What kinds of real tasks can the AI perform during or after a call?
How is monitoring and alerting implemented using phone-based AI?
Review Questions
- What roles do SIP signaling and the media pipeline play in making an AI phone agent work?
- Why does registering Claude Code as an extension matter for compatibility with three CX’s free tier?
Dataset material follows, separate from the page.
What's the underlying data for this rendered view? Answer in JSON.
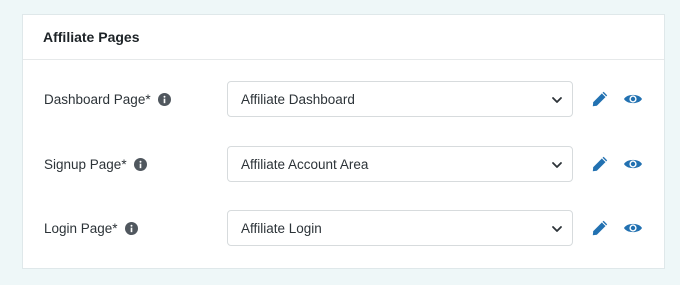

- Describe one demo workflow (ClickUp/Slack or storage monitoring) and how the system delivers the result to the user.
Key Points
- 1
SIP signaling connects a phone system to Claude Code, while a separate media pipeline handles audio capture, transcription, and speech synthesis.
- 2
three CX’s AI receptionist and transcription features are used as a starting point, but the main leap is turning phone calls into Claude Code-triggered workflows.
- 3
FreeSWITCH is used as the SIP stack, avoiding a costly all-in-one SIP/media option (Jam Bones) by relying on open-source components.
- 4
A local wrapper server performs voice activity detection, Whisper speech-to-text, and ElevenLabs text-to-speech to complete the call loop.
- 5
Because three CX free tier blocks custom SIP trunks, Claude Code is registered as an extension so it can receive calls directly.
- 6
Claude Code “call skills” let the system run real actions like creating ClickUp tasks and sending Slack messages, with context preserved across a call.
- 7
N8N can monitor infrastructure thresholds and trigger phone-based AI troubleshooting and follow-up notifications via Slack.